Date of this Version
Welch, G.W., Svoboda, E.A., Garrett, A., Gallagher, K., Goldberg, M., & Daro, A. (2019). 2019 Nebraska Child Care Market Rate Study. University of Nebraska: Buffett Early Childhood Institute. https://buffettinstitute.nebraska.edu/resources/reports-publications
The Child Care and Development Block Grant (CCDBG) Act of 2014 was reauthorized with renewed emphasis placed on the Child Care and Development Fund (CCDF) program, which seeks to provide equal access to quality child care for families. The CCDF program is necessary to ensure children from low-income families have the opportunity to experience stable, high-quality early experiences while their parents experience a pathway to economic stability. A primary goal of the CCDF program is to ensure that low-income families receive CCDF funds to help them access quality child care in the same manner as families that pay the full rate for child care services (Davis et al., 2017).

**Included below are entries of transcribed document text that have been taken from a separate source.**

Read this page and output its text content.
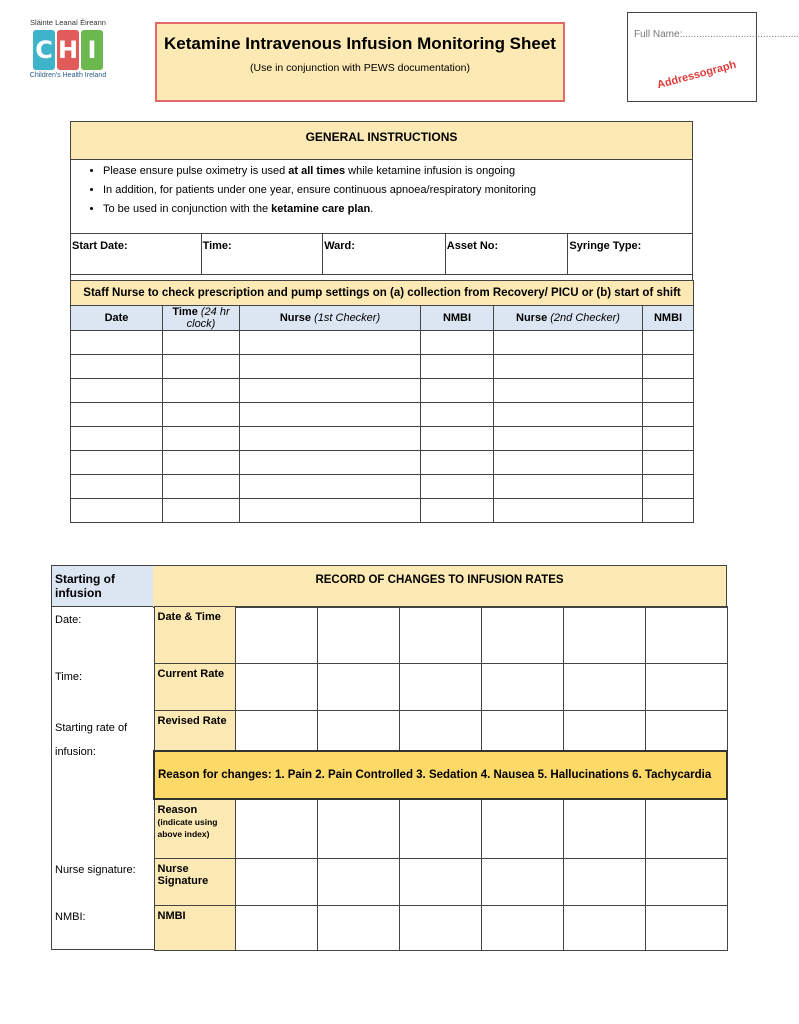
Sláinte Leanaí Éireann
C H I
Children's Health Ireland
Ketamine Intravenous Infusion Monitoring Sheet
(Use in conjunction with PEWS documentation)
Full Name:..........................................
Addressograph
GENERAL INSTRUCTIONS
• Please ensure pulse oximetry is used at all times while ketamine infusion is ongoing
• In addition, for patients under one year, ensure continuous apnoea/respiratory monitoring
• To be used in conjunction with the ketamine care plan.
Start Date:	Time:	Ward:	Asset No:	Syringe Type:
Staff Nurse to check prescription and pump settings on (a) collection from Recovery/ PICU or (b) start of shift					
Date	Time (24 hr clock)	Nurse (1st Checker)	NMBI	Nurse (2nd Checker)	NMBI

Starting of infusion
Date:
Time:
Starting rate of infusion:
Nurse signature:
NMBI:
RECORD OF CHANGES TO INFUSION RATES
Date & Time						
Current Rate						
Revised Rate						
Reason for changes: 1. Pain 2. Pain Controlled 3. Sedation 4. Nausea 5. Hallucinations 6. Tachycardia						
Reason (indicate using above index)						
Nurse Signature						
NMBI						
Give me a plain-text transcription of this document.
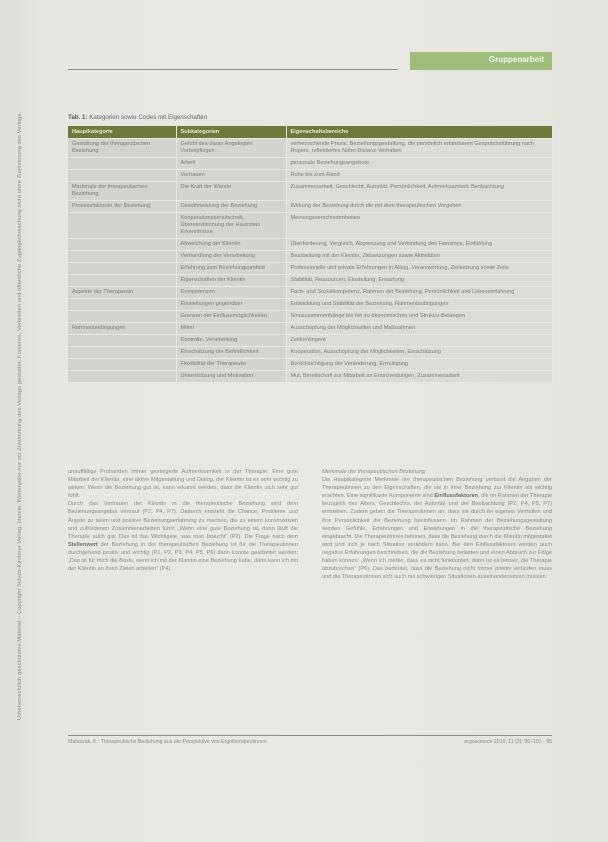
Urheberrechtlich geschütztes Material – Copyright Schulz-Kirchner Verlag, Idstein. Weitergabe nur mit Zustimmung des Verlags gestattet. Kopieren, Verbreiten und öffentliche Zugänglichmachung nicht ohne Zustimmung des Verlags.
Gruppenarbeit
Tab. 1: Kategorien sowie Codes mit Eigenschaften
Hauptkategorie	Subkategorien	Eigenschaftsbereiche
Gestaltung der therapeutischen Beziehung	Gefühl des daran Angelegtes Vorbeipflegen	vorherrschende Praxis, Beziehungsgestaltung, die persönlich erfahrbaren Gesprächsführung nach Rogers, reflektiertes Nähe-Distanz-Verhalten
	Arbeit	personale Beziehungsangebote
	Vertrauen	Ruhe bis zum Rand
Merkmale der therapeutischen Beziehung	Die Kraft der Wände	Zusammenarbeit, Geschlecht, Autorität, Persönlichkeit, Aufmerksamkeit, Beobachtung
Prozessfaktoren der Beziehung	Gewährleistung der Beziehung	Wirkung der Beziehung durch die mit dem therapeutischen Vorgehen
	Kooperationsbereitschaft, Übereinstimmung der Hausstein Erkenntnisse	Meinungsverschiedenheiten
	Abweichung der Klientin	Überforderung, Vergleich, Abgrenzung und Verbindung des Feinsinns, Einfühlung
	Verhandlung der Verarbeitung	Bearbeitung mit der Klientin, Zielsetzungen sowie Aktivitäten
	Erfahrung zum Beziehungsumfeld	Professionelle und private Erfahrungen in Alltag, Verantwortung, Zielsetzung sowie Ziele
	Eigenschaften der Klientin	Stabilität, Ressourcen, Einstellung, Erwartung
Aspekte der Therapeutin	Kompetenzen	Fach- und Sozialkompetenz, Rahmen der Beziehung, Persönlichkeit und Lebenserfahrung
	Einstellungen gegenüber	Entwicklung und Stabilität der Beziehung, Rahmenbedingungen
	Grenzen der Einflussmöglichkeiten	Sinnzusammenhänge bis hin zu ökonomischen und Struktur-Belangen
Rahmenbedingungen	Mittel	Ausschöpfung der Möglichkeiten und Maßnahmen
	Kontrolle, Verarbeitung	Zeitkontingent
	Einschätzung der Befindlichkeit	Kooperation, Ausschöpfung der Möglichkeiten, Einschätzung
	Flexibilität der Therapeutin	Berücksichtigung der Veränderung, Ermutigung
	Unterstützung und Motivation	Mut, Bereitschaft zur Mitarbeit an Entscheidungen, Zusammenarbeit

unauffällige Probanden immer gesteigerte Aufmerksamkeit in der Therapie. Eine gute Mitarbeit der Klientin, eine aktive Mitgestaltung und Dialog, der Klientin ist es sehr wichtig zu wirken. Wenn die Beziehung gut ist, kann erkannt werden, dass die Klientin sich sehr gut fühlt.

Durch das Vertrauen der Klientin in die therapeutische Beziehung wird dem Beziehungsangebot vertraut (P2, P4, P7). Dadurch entsteht die Chance, Probleme und Ängste zu teilen und positive Beziehungserfahrung zu machen, die zu einem konstruktiven und zufriedenen Zusammenarbeiten führt: „Wenn eine gute Beziehung ist, dann läuft die Therapie auch gut. Das ist das Wichtigste, was man braucht“ (P2). Die Frage nach dem Stellenwert der Beziehung in der therapeutischen Beziehung ist für die Therapeutinnen durchgehend positiv und wichtig (P1, P2, P3, P4, P5, P6) dann konnte gearbeitet werden: „Das ist für mich die Basis, wenn ich mit der Klientin eine Beziehung habe, dann kann ich mit der Klientin an ihren Zielen arbeiten“ (P4).

Merkmale der therapeutischen Beziehung

Die Hauptkategorie Merkmale der therapeutischen Beziehung umfasst die Angaben der Therapeutinnen zu den Eigenschaften, die sie in ihrer Beziehung zur Klientin als wichtig erachten. Eine signifikante Komponente sind Einflussfaktoren, die im Rahmen der Therapie bezüglich des Alters, Geschlechts, der Autorität und der Beobachtung (P2, P4, P5, P7) entstehen. Zudem geben die Therapeutinnen an, dass sie durch ihr eigenes Verhalten und ihre Persönlichkeit die Beziehung beeinflussen. Im Rahmen der Beziehungsgestaltung werden Gefühle, Erfahrungen und Erwartungen in die therapeutische Beziehung eingebracht. Die Therapeutinnen betonen, dass die Beziehung durch die Klientin mitgestaltet wird und sich je nach Situation verändern kann. Bei den Einflussfaktoren werden auch negative Erfahrungen beschrieben, die die Beziehung belasten und einen Abbruch zur Folge haben können: „Wenn ich merke, dass es nicht funktioniert, dann ist es besser, die Therapie abzubrechen“ (P6). Das bedeutet, dass die Beziehung nicht immer positiv verlaufen muss und die Therapeutinnen sich auch mit schwierigen Situationen auseinandersetzen müssen.

Matuszak, K.: Therapeutische Beziehung aus der Perspektive von Ergotherapeutinnen	ergoscience 2016; 11 (3): 90–101 · 95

The CCDBG Act requires Lead Agencies to engage in a number of activities designed to inform families receiving CCDF assistance, the general public, and child care providers of various aspects of the new law. This includes a requirement for Lead Agencies to conduct a market rate survey or alternative methodology to establish provider payment rates. Various factors should be considered when provider payment rates are established to ensure children from low-income families have equal access to highquality child care. Federal regulations indicate that the 75th percentile payment rate is a benchmark for gauging equal access for families receiving subsidy. However, States/ Territories are given the freedom to determine their own rates and eligibility requirements for families and programs. The Nebraska Department of Health and Human Services (NDHHS) is the CCDF Lead Agency in Nebraska. While the reauthorized CCDBG allows states to conduct a market rate survey every three years, state legislation requires that NDHHS adjust the reimbursement rate for child care every odd numbered year. For 2019, NDHHS contracted with the Buffett Early Childhood Institute (referred to as Institute throughout the remainder of this manuscript) at the University of Nebraska to conduct a market rate survey (MRS) for child care in the state of Nebraska. The 2019 MRS was designed to meet the following federal benchmarks: (a) includes the priced child care market; (b) provides complete and current data; (c) represents geographic variations; (d) uses rigorous data collection procedures; and (e) analyzes data in a manner that captures market differences as a function of age group, provider type, and geographic location (45 CFR § 98.4).